So this is it,
my last week and a half as a professional Ballet dancer....
and how do i feel?
actually i feel tired and fed up.
I think this reaction is more to do with being here in Cairo,
i'm so fed up with this city, it doesnt suit me at all.
the lifestyle, the way people communicate, the dirt, the political unrest
its not me,
and its been wearing me down for the last two years
and i cant wait to leave.
And i cant seem to disconnect that feeling of really looking forward
to leaving here for good with the feelings
i ought to be having about my life as a dancer finishing.
I feel like i ought to be having some regrets,
but it just isnt there...
i am fed up here
and all i can focus on is getting out of this joint.
I was thinking today that perhaps this is a good thing,
perhaps its all part of the big plan.
So many dancers cant give it up, they cant let go,
and being here has worn me down to the point where i am just happy to let go.
Ballet class bores me,
its seems so tedious and repetitive,
but that is nothing to do with ballet itself,
its to do with working with the same teachers in class for the past 2 years
who for those 2 years havent inspired me or motivated me,
they have bored me,
bored me to the point where i have stopped trying and i dont care anymore.
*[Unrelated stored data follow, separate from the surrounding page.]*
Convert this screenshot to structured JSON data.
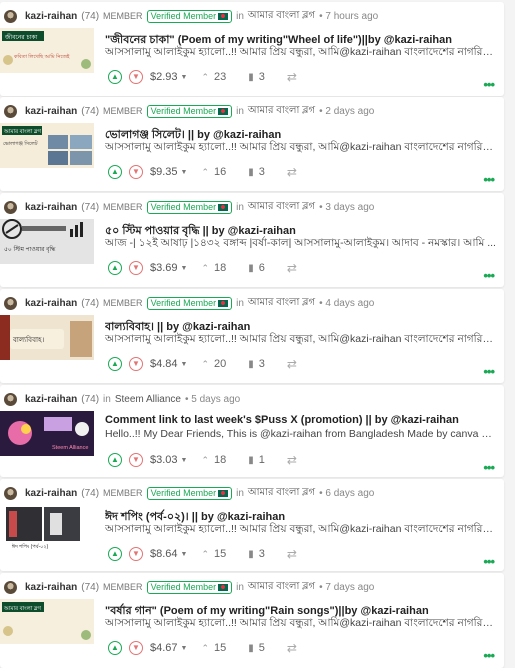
{
  "feed": {
    "posts": [
      {
        "author": "kazi-raihan",
        "reputation": "(74)",
        "role": "MEMBER",
        "badge": "Verified Member",
        "in_label": "in",
        "community": "আমার বাংলা ব্লগ",
        "time": "• 7 hours ago",
        "title": "\"জীবনের চাকা\" (Poem of my writing\"Wheel of life\")||by @kazi-raihan",
        "summary": "আসসালামু আলাইকুম হ্যালো..!! আমার প্রিয় বন্ধুরা, আমি@kazi-raihan বাংলাদেশের নাগরিক...",
        "payout": "$2.93",
        "votes": "23",
        "comments": "3"
      },
      {
        "author": "kazi-raihan",
        "reputation": "(74)",
        "role": "MEMBER",
        "badge": "Verified Member",
        "in_label": "in",
        "community": "আমার বাংলা ব্লগ",
        "time": "• 2 days ago",
        "title": "ভোলাগঞ্জ সিলেট। || by @kazi-raihan",
        "summary": "আসসালামু আলাইকুম হ্যালো..!! আমার প্রিয় বন্ধুরা, আমি@kazi-raihan বাংলাদেশের নাগরিক...",
        "payout": "$9.35",
        "votes": "16",
        "comments": "3"
      },
      {
        "author": "kazi-raihan",
        "reputation": "(74)",
        "role": "MEMBER",
        "badge": "Verified Member",
        "in_label": "in",
        "community": "আমার বাংলা ব্লগ",
        "time": "• 3 days ago",
        "title": "৫০ স্টিম পাওয়ার বৃদ্ধি || by @kazi-raihan",
        "summary": "আজ -| ১২ই আষাঢ় |১৪৩২ বঙ্গাব্দ |বর্ষা-কাল| আসসালামু-আলাইকুম। আদাব - নমস্কার। আমি ...",
        "payout": "$3.69",
        "votes": "18",
        "comments": "6"
      },
      {
        "author": "kazi-raihan",
        "reputation": "(74)",
        "role": "MEMBER",
        "badge": "Verified Member",
        "in_label": "in",
        "community": "আমার বাংলা ব্লগ",
        "time": "• 4 days ago",
        "title": "বাল্যবিবাহ। || by @kazi-raihan",
        "summary": "আসসালামু আলাইকুম হ্যালো..!! আমার প্রিয় বন্ধুরা, আমি@kazi-raihan বাংলাদেশের নাগরিক...",
        "payout": "$4.84",
        "votes": "20",
        "comments": "3"
      },
      {
        "author": "kazi-raihan",
        "reputation": "(74)",
        "role": "",
        "badge": "",
        "in_label": "in",
        "community": "Steem Alliance",
        "time": "• 5 days ago",
        "title": "Comment link to last week's $Puss X (promotion) || by @kazi-raihan",
        "summary": "Hello..!! My Dear Friends, This is @kazi-raihan from Bangladesh Made by canva $PUS...",
        "payout": "$3.03",
        "votes": "18",
        "comments": "1"
      },
      {
        "author": "kazi-raihan",
        "reputation": "(74)",
        "role": "MEMBER",
        "badge": "Verified Member",
        "in_label": "in",
        "community": "আমার বাংলা ব্লগ",
        "time": "• 6 days ago",
        "title": "ঈদ শপিং (পর্ব-০২)। || by @kazi-raihan",
        "summary": "আসসালামু আলাইকুম হ্যালো..!! আমার প্রিয় বন্ধুরা, আমি@kazi-raihan বাংলাদেশের নাগরিক...",
        "payout": "$8.64",
        "votes": "15",
        "comments": "3"
      },
      {
        "author": "kazi-raihan",
        "reputation": "(74)",
        "role": "MEMBER",
        "badge": "Verified Member",
        "in_label": "in",
        "community": "আমার বাংলা ব্লগ",
        "time": "• 7 days ago",
        "title": "\"বর্ষার গান\" (Poem of my writing\"Rain songs\")||by @kazi-raihan",
        "summary": "আসসালামু আলাইকুম হ্যালো..!! আমার প্রিয় বন্ধুরা, আমি@kazi-raihan বাংলাদেশের নাগরিক...",
        "payout": "$4.67",
        "votes": "15",
        "comments": "5"
      }
    ],
    "thumb_texts": {
      "t1_top": "জীবনের চাকা",
      "t1_bottom": "কবিতা লিখেছি আমি নিজেই",
      "t2_top": "আমার বাংলা ব্লগ",
      "t2_mid": "ভোলাগঞ্জ সিলেট",
      "t3_caption": "৫০ স্টিম পাওয়ার বৃদ্ধি",
      "t4_caption": "বাল্যবিবাহ।",
      "t5_caption": "Steem Alliance",
      "t6_caption": "ঈদ শপিং (পর্ব-০২)",
      "t7_top": "আমার বাংলা ব্লগ"
    },
    "icons": {
      "upvote": "chevron-up-icon",
      "downvote": "chevron-down-icon",
      "votes": "caret-up-icon",
      "comments": "comment-icon",
      "resteem": "repeat-icon",
      "more": "dots-icon",
      "badge_flag": "bangladesh-flag-icon"
    },
    "colors": {
      "accent": "#1aaa55",
      "downvote": "#e57373",
      "background": "#f4f4f4"
    }
  }
}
I look in the mirror and i get frustrated with the imperfections
which i feel are getting more imperfect rather than improving....
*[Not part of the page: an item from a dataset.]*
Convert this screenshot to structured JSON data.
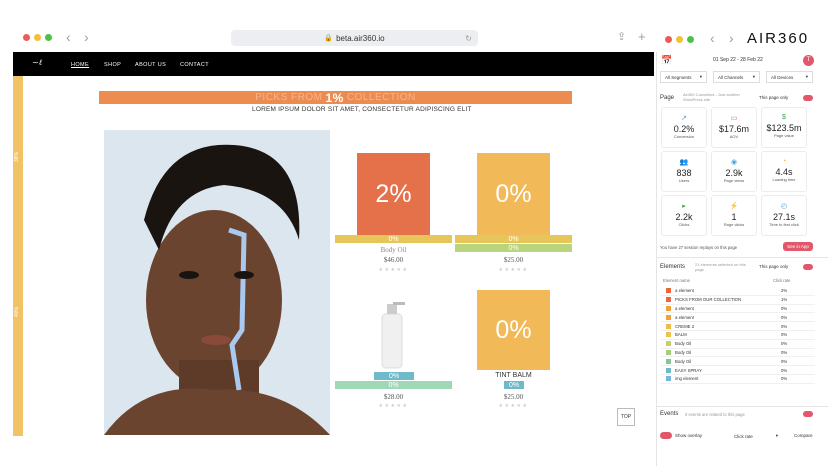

and then i realise that i dont have to care or get frustrated about those imperfections anymore,
so i dont.
The last few months i havent been cast in anything
that has required me to push myself,
when i was doing Swan Lake i was pushing myself technically,
and Danses Qu'on Croise i was pushing myself emotionally, but now i'm just drifting in the background...fading away.
I know its going to hit me later.
Hit me when i've not done class for a while and realise how good i had it.
and i'm already looking into places where i can do classes over the summer when i'm on dry land
ballet is a part of my soul,
but for now i need that break.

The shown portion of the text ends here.